India has fared better than neighbours Sri Lanka (ranked 91), Pakistan (117), Myanmar (130) and Bangladesh (143), but is behind Bhutan (26) and China (77).

The 2017 corruption perception index, released by anti-graft watchdog Transparency International on Wednesday, has ranked India at 81 among 180 countries and territories.

The index is based on perceived levels of public sector corruption according to experts and businesspeople, using a scale of 0 to 100, where 0 is highly corrupt and 100 is very clean.

India’s score in 2017 is 40 — the same as 2016, and an increase since 2015, when it was 38. There has been a gradual increase in India’s rank since 2012, when India scored 36 points on the index.

India has fared better than neighbours Sri Lanka (ranked 91), Pakistan (117), Myanmar (130) and Bangladesh (143), but is behind Bhutan (26) and China (77).

The index says New Zealand and Denmark are the least corrupt countries, while Syria, Sudan and Somalia figure are ranked the most corrupt. Among BRICS nations, South Africa has been ranked the least corrupt (71), while Russia (135) is the most corrupt.

The report said there is a high variance in public sector corruption across the Asia Pacific region, with more than half of the countries scoring less than 50.

“While corruption continues to be a rampant problem across the region, improvements will only be made if there is strong political will for change and if a comprehensive strategy is adopted, not one based on isolated actions,” it said.

Transparency International said that the 2017 results show that corruption in many countries is still strong and when individuals dare to challenge the status quo, they are met with threats and bodily harm, including death.

“Philippines, India and the Maldives are among the worst regional offenders in this respect. These countries score high for corruption and have fewer press freedoms and higher numbers of journalist deaths,” the report said.

Ilham Mohammed, Transparency International’s regional coordinator for South Asia, told HT: “Despite numerous pledges by politicians at different levels to curb corruption, there has been no significant movement in India’s score in the CPI. This is reflective of the fact that there has been little or no movement in implementing the Lokpal.

“While India has a strong history of people standing up against corruption, there are very few successful convictions when it comes to prosecuting corruption cases. This is especially so for grand corruption.
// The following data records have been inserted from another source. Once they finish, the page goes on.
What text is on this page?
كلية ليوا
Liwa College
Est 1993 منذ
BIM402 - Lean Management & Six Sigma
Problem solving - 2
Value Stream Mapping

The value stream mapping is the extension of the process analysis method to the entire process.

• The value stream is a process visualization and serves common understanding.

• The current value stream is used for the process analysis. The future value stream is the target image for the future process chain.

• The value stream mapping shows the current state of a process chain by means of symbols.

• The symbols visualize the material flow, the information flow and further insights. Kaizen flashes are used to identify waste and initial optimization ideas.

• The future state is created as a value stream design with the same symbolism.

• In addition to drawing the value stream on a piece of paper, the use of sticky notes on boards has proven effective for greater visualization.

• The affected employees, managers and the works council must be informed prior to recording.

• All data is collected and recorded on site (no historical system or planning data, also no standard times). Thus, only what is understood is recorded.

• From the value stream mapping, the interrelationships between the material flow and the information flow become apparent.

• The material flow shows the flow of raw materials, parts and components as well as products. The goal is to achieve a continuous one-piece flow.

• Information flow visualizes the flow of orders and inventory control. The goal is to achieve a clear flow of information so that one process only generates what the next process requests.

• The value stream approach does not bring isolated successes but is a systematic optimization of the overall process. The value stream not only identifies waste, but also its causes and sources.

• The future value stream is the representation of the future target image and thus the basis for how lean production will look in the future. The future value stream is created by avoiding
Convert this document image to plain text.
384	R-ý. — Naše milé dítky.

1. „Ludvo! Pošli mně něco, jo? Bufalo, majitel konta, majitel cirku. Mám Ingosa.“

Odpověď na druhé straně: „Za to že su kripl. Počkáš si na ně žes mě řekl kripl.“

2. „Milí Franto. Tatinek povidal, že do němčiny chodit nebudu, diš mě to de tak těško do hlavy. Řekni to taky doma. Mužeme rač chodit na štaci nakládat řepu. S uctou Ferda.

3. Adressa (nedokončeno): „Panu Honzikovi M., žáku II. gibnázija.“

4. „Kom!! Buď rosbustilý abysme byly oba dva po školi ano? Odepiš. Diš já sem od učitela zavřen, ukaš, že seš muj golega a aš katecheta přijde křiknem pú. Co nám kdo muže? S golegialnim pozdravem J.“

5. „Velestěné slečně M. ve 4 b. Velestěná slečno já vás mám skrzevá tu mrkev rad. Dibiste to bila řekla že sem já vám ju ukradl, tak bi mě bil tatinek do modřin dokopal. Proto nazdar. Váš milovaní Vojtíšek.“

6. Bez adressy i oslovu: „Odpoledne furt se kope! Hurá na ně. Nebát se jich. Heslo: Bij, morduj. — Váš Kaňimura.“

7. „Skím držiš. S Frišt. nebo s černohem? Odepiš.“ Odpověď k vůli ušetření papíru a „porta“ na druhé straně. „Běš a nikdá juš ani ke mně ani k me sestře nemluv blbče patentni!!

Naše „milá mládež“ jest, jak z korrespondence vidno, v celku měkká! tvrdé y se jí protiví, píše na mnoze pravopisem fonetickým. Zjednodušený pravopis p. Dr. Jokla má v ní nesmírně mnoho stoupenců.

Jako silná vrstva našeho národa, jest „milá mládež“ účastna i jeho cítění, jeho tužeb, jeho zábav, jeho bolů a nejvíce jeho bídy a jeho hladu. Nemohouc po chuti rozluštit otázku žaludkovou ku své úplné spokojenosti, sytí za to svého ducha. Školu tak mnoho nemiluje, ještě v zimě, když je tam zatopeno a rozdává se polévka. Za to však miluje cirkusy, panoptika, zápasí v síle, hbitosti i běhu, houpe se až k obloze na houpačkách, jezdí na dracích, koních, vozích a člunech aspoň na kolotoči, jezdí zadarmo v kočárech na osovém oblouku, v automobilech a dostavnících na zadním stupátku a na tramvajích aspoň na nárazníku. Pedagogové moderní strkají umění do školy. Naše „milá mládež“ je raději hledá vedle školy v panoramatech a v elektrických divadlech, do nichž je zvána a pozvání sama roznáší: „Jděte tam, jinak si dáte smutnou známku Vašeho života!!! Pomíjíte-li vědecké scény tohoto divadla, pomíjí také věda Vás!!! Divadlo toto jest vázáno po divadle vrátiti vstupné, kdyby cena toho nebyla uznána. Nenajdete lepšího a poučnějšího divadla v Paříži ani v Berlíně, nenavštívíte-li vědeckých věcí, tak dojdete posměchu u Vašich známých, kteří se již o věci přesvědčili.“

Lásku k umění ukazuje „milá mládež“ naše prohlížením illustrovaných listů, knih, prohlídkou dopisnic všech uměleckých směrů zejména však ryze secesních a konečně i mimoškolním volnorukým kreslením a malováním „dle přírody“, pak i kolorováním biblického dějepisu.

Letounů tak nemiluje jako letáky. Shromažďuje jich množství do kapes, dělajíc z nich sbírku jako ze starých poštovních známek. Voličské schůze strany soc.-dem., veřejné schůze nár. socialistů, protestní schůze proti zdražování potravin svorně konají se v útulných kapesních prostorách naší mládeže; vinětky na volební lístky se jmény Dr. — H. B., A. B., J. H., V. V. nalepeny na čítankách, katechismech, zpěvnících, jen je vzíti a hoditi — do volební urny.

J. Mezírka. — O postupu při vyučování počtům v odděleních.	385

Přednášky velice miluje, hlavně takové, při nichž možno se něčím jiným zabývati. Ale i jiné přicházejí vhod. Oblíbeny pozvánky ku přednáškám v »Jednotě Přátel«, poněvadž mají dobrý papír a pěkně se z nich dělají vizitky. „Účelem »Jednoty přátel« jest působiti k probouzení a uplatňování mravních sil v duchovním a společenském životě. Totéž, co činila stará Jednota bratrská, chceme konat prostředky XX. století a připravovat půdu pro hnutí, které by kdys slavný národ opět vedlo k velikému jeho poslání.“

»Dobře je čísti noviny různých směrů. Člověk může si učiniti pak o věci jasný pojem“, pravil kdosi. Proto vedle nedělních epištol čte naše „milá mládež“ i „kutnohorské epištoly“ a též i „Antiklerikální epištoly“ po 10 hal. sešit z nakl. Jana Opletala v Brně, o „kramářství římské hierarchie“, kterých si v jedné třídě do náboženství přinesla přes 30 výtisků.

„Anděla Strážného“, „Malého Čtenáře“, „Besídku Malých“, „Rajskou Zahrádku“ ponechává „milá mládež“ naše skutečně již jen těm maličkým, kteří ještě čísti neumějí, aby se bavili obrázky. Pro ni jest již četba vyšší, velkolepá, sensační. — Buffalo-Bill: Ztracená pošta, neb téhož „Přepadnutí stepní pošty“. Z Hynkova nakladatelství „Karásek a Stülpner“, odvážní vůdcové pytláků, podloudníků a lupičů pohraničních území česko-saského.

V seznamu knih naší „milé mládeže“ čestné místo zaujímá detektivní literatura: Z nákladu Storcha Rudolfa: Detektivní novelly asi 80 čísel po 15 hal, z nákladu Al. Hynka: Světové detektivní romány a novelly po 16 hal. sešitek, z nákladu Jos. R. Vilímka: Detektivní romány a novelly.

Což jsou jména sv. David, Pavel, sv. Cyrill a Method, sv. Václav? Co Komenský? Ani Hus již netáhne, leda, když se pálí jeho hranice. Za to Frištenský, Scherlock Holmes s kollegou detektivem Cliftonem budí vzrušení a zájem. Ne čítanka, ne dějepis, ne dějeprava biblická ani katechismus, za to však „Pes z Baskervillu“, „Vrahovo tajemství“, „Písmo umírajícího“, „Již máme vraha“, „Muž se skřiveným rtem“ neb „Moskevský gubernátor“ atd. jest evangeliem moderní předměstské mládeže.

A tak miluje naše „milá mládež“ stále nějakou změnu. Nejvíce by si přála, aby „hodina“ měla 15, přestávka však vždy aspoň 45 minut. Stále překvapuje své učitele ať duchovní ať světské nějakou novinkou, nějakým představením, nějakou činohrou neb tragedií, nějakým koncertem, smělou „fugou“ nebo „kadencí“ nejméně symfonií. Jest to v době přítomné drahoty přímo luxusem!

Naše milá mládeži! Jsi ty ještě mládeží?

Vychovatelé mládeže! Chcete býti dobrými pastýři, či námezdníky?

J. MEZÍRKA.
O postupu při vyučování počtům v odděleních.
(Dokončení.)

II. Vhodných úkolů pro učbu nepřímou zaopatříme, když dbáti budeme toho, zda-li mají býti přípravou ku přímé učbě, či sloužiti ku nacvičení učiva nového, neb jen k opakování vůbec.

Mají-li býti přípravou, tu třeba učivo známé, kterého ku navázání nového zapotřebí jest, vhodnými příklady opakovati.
This indicates poor functioning of the national accountability systems at a central level.”

Transparency International managing director Patricia Moreira said: “Smear campaigns, harassment, lawsuits and bureaucratic red tape are all tools used by certain governments in an effort to quiet those who drive anti-corruption efforts.

“We’re calling on those governments that hide behind restrictive laws to roll them back immediately and allow for greater civic participation.”